About two weeks ago word went out on the New York listservs that a Bullock’s Oriole was frequenting feeders on Tremper Road in the tiny town of Phoenicia, NY, a mere twenty-five minutes from my hometown. Bullock’s Oriole is the western version of the Baltimore Oriole and the two are so similar that they were briefly lumped together as a single, unimaginatively-named species, the Northern Oriole.
Because I was planning on visiting my grandmother and parents yesterday anyway I figured I might as well drive the extra distance to see such a beautiful bird (and tick it off my New York State checklist). And I would invite my nieces along (at least, the two that are old enough to hold binoculars up). Unfortunately, Raven had basketball practice but her older sister Jessica was more than willing to accompany me on my avian adventure.
We got to Phoenicia at about ten to one in the afternoon and quickly realized that finding the oriole would not be an easy task. Tremper Road is only one block long but it seemed like every house had a feeder!

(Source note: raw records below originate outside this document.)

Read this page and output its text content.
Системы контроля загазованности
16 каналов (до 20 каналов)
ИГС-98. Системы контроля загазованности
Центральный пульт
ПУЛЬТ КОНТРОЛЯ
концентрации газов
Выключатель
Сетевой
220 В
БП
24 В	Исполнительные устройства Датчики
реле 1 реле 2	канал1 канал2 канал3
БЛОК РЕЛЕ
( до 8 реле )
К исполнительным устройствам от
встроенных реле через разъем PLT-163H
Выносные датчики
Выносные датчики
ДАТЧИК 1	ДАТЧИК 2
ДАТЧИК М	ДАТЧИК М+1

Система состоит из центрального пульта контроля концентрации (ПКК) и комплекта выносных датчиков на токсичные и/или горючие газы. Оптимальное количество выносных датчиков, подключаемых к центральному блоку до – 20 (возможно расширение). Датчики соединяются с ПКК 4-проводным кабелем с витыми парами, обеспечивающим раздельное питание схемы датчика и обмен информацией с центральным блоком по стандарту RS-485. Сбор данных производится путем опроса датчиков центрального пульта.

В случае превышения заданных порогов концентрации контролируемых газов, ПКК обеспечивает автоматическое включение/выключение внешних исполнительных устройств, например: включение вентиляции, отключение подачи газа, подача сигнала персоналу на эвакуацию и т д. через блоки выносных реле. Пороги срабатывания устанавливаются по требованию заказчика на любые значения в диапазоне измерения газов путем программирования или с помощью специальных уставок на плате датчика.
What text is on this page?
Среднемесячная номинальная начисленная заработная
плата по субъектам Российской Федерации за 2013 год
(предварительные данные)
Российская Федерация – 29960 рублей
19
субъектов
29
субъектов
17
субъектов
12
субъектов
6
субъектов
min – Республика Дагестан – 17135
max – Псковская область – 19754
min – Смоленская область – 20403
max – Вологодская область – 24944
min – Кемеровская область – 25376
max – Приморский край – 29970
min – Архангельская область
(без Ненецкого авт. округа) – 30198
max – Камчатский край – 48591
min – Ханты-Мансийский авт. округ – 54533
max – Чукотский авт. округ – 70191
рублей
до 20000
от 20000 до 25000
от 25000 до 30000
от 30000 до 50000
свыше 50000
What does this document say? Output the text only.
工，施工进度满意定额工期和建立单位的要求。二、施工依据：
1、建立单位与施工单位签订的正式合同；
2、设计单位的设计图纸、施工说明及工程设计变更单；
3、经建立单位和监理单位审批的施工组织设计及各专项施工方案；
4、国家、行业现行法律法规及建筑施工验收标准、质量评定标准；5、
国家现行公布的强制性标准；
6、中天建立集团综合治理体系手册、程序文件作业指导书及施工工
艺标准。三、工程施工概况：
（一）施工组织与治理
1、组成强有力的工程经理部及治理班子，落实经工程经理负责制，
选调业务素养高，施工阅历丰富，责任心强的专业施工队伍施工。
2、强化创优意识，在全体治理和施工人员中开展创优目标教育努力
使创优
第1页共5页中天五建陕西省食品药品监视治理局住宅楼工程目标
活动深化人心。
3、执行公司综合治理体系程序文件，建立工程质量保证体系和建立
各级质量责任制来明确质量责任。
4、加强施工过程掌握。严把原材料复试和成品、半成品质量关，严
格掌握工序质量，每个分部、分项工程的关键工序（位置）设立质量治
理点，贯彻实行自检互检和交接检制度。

Pigeons and starlings cooed and whistled while Blue Jays screamed and American Goldfinches called “potato chip, potato chip” as they flew overhead. We spotted a couple of binocular-toting birders (ah, the field-glass fraternity) who told us they had already seen the oriole and it was last seen flying through backyards towards the east with a flock of chickadees as escorts. We despaired but kept searching despite the cold wind that picked up out of nowhere and the flurries that started to fall.
We reacted to every bit of motion; any bird sound was scrutinized. When Jessica started to turn a bit blue (she had refused gloves and hat) I insisted over her objections that we return to the car to warm up and get a sandwich. As we walked to the car though, the sun came back out, the wind died down, and the flurries stopped. As Jessica got her sandwich I watched a streak of orange and black fly into a backyard and land on a feeder where it magically morphed into the Bullock’s Oriole. “There it is,” I shouted, “The Bullock’s Oriole.”
Jessica, ever the cool tween, replied, “You know, I’m standing right next to you.”
Nonetheless, I could see the excitement in her as she peered at the gorgeous male oriole. How many twelve-year-olds have seen a Bullock’s Oriole in New York? At least one…
We watched it feed for a full five minutes until it flew off and then we went home.